Para Santo Agostinho, em Deus residem as formas, ideias ou razões eternas (semelhantes às Ideias platônicas), que servem como modelos para a obra criadora divina. Podemos compreender essas ideias ou razões através da iluminação divina, pois, como mencionado, Deus é imanente.

O Problema da Relação entre Fé e Razão

A frase de Santo Anselmo de Cantuária, credo ut intelligam (creio para entender), resume a posição clássica da primeira Escolástica sobre o problema da relação entre fé e razão. Esta formulação, que confere clara primazia à fé sobre a razão, é matizada por outras abordagens onde o conhecimento surge como preparação ou busca pela fé. Santo Agostinho, inicialmente, inclinou-se para essa posição, mas, por fim, defendeu a complementaridade na relação entre fé e razão. Essa complementaridade ou cooperação é definida pela expressão dupla: intellego ut credas (compreendo para crer) e credo ut intelligas (creio para compreender):

  • A razão ajuda a fé a formular suas doutrinas de modo racional e a torná-las credíveis para adeptos de outras crenças.
  • Por sua vez, a fé auxilia a razão ao promover uma transformação moral no homem. Ou seja, à luz da fé, o mundo parece diferente, nossas perguntas mudam e nossas respostas se tornam distintas.

Essa complementaridade entre fé e razão já estava sugerida no pensamento de Platão: à luz da Ideia do Bem, a razão pode ser transformada e alcançar um conhecimento para o qual, sozinha, não era suficiente.

Antropologia Agostiniana

Para Santo Agostinho, Deus é o fim último do homem; o ser humano tende para Ele (assim como para o Bem platônico, o fim de toda a realidade). Daí a inquietude radical que caracteriza o ser humano: nada nos satisfaz plenamente, estamos sempre buscando, em movimento, porque nosso destino último é a união com Deus.

Esta seria uma segunda via para provar a existência de Deus. O homem não se satisfaz com as coisas deste mundo porque intui e tende para uma realidade mais perfeita, que não pode ser meramente experimentada pelos sentidos. Portanto, Deus existe, e temos um conhecimento prévio de Sua existência.

Esta prova assemelha-se à teoria platônica da reminiscência (conhecer é recordar). Contudo, Santo Agostinho rejeita a teoria da reminiscência de Platão, pois ela contraria a crença cristã numa única vida para a alma (o Cristianismo nega a reencarnação ou a transmigração das almas).

Cosmologia Agostiniana

Segundo Santo Agostinho, Deus é a causa do mundo e o cria a partir do nada (ex nihilo). Contudo, não podemos considerar Santo Agostinho um fixista no sentido moderno.

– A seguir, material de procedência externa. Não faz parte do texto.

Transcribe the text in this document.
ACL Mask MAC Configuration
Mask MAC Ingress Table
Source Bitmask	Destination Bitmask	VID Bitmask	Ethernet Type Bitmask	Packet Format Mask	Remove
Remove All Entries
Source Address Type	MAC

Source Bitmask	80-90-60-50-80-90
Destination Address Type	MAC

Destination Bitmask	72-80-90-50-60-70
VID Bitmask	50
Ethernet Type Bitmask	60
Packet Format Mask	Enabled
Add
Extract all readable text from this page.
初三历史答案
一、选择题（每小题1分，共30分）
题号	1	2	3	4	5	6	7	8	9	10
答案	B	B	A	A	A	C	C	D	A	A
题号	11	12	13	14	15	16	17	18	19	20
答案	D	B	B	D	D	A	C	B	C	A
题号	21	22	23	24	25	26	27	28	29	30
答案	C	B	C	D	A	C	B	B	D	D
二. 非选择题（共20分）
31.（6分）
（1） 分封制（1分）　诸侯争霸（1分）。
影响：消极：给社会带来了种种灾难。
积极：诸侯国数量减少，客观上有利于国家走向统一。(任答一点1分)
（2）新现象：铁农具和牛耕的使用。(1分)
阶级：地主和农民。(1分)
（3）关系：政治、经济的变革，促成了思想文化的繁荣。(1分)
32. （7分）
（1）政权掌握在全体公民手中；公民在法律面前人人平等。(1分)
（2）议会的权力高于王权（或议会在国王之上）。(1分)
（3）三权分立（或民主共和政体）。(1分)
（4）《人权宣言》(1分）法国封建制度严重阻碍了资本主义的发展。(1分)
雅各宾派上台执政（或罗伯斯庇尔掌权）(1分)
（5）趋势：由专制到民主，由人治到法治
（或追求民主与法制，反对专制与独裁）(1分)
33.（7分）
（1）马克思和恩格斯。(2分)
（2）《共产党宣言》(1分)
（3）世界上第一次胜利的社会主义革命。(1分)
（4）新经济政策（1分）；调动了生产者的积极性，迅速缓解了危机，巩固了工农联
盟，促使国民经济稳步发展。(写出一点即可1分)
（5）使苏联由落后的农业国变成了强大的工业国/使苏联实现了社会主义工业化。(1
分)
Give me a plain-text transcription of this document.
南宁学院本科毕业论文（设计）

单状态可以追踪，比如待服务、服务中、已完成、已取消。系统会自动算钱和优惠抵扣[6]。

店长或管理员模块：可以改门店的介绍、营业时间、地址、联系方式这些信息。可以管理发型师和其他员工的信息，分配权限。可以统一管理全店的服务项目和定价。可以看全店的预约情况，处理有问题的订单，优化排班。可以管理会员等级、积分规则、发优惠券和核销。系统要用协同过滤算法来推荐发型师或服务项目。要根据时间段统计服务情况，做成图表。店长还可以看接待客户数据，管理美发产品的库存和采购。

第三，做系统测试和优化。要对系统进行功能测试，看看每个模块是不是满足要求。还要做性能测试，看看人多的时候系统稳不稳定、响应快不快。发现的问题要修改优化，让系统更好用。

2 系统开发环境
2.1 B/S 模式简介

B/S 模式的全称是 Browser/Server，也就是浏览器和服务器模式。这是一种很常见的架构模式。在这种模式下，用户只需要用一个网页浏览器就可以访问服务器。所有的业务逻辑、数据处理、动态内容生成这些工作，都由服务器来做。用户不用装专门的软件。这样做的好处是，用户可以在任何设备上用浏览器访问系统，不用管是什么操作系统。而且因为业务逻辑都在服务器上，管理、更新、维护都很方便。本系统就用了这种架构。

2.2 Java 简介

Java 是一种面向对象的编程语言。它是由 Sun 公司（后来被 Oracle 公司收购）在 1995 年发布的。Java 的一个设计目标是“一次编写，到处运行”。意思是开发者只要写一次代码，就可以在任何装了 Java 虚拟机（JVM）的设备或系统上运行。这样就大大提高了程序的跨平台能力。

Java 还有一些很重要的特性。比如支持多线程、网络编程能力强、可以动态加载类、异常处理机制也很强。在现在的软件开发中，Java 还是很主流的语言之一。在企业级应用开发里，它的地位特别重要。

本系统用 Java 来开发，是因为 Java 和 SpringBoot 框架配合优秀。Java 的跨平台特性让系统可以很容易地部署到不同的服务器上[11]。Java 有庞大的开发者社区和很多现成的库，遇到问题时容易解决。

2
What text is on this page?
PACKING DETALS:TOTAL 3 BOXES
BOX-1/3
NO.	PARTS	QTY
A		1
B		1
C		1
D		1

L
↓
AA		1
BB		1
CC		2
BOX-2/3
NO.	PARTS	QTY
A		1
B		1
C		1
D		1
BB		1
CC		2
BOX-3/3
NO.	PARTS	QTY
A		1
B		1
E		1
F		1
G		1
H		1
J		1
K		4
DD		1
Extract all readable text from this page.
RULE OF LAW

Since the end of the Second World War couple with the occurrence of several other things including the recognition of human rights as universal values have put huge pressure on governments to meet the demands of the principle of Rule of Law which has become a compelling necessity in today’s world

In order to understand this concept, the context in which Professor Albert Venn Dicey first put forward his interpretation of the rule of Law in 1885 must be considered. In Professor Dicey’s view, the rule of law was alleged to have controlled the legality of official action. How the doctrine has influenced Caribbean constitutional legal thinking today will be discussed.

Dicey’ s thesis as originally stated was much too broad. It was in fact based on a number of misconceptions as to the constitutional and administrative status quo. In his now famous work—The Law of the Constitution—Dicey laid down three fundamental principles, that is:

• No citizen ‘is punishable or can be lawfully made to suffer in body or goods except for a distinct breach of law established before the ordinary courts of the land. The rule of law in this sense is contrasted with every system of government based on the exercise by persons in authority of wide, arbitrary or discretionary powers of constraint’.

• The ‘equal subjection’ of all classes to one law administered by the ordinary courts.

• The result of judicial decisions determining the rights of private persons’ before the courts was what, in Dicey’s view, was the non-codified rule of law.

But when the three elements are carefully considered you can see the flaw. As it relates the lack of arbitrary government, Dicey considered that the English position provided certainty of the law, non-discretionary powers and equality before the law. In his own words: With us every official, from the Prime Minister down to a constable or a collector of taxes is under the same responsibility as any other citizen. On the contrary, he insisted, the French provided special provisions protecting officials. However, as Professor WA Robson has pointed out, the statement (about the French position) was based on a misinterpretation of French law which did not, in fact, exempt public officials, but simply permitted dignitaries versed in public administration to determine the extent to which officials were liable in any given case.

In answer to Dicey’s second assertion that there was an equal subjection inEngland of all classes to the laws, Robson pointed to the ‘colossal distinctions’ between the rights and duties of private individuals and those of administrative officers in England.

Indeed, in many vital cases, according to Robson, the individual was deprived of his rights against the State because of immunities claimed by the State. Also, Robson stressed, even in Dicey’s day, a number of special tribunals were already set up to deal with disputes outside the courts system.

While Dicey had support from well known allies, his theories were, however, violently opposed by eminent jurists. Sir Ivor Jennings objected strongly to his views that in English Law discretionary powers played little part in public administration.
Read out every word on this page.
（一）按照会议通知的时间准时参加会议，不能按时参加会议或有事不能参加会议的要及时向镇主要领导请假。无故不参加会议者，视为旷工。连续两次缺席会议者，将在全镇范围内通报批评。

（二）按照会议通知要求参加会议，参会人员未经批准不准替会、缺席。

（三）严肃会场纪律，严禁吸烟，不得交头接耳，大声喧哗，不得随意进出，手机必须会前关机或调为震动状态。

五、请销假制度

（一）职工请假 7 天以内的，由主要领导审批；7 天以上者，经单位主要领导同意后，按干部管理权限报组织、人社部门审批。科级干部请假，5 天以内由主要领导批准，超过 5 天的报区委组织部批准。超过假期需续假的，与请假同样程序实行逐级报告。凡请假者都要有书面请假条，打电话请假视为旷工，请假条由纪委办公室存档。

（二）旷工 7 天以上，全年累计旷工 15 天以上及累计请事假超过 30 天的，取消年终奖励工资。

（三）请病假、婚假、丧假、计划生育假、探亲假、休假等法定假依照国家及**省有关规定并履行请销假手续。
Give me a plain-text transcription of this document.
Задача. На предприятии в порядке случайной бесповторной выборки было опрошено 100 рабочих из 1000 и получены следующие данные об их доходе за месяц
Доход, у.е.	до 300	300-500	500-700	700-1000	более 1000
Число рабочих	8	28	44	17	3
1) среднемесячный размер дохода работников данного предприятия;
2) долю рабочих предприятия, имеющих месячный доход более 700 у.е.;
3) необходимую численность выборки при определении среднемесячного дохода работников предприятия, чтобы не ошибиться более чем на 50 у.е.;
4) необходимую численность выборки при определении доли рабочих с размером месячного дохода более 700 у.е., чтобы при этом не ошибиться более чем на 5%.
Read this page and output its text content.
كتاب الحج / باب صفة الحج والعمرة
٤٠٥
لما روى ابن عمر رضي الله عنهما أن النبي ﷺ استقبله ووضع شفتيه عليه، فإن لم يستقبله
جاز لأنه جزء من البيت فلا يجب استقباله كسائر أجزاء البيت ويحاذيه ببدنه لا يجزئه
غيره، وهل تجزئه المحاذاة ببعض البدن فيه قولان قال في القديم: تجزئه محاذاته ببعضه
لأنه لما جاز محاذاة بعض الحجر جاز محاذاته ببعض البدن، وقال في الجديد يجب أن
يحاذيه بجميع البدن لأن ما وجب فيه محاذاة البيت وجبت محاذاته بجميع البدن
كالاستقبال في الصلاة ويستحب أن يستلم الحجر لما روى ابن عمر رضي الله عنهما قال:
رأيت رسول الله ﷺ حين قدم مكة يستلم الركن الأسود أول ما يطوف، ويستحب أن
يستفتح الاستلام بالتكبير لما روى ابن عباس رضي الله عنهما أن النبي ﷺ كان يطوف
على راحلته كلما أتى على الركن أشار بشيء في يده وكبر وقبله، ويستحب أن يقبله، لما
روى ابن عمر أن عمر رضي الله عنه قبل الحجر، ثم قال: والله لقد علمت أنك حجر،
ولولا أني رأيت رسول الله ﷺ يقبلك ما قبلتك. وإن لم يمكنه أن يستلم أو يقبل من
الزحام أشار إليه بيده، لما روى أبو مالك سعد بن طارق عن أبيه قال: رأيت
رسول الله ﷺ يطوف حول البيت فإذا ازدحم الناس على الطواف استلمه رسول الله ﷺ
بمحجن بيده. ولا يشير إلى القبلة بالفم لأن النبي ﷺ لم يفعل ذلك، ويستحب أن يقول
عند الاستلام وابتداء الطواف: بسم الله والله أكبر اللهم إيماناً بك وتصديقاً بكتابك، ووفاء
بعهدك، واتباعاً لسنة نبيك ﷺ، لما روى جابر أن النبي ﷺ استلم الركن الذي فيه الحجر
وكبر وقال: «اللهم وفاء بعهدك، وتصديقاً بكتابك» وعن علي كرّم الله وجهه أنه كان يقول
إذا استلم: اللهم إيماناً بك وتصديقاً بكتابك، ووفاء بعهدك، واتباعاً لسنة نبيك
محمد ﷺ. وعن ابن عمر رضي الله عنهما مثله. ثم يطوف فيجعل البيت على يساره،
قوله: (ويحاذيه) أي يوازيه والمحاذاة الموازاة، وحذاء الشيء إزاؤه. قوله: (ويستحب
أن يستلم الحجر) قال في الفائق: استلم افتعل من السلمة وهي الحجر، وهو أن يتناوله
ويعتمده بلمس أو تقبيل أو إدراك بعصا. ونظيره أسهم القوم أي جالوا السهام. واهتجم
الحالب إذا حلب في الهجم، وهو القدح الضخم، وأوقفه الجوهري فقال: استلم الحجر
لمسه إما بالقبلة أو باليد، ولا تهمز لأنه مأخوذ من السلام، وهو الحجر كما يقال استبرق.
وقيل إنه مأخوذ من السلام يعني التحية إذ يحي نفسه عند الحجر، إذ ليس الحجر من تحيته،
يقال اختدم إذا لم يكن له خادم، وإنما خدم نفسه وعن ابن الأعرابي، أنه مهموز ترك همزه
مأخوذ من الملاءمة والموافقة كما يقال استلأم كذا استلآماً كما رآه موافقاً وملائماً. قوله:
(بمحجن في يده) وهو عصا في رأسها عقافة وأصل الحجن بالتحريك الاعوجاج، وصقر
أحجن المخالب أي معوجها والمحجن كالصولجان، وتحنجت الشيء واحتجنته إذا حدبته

Ele sustentava que Deus não criou todas as coisas de forma definitiva e estática desde o início. Deus teria criado, inicialmente, as razões seminais (rationes seminales), como sementes de vida, que se desenvolveriam ao longo do tempo, resultando nos diferentes seres que conhecemos hoje. Isso sugere uma forma de desenvolvimento ou evolução imanente à criação.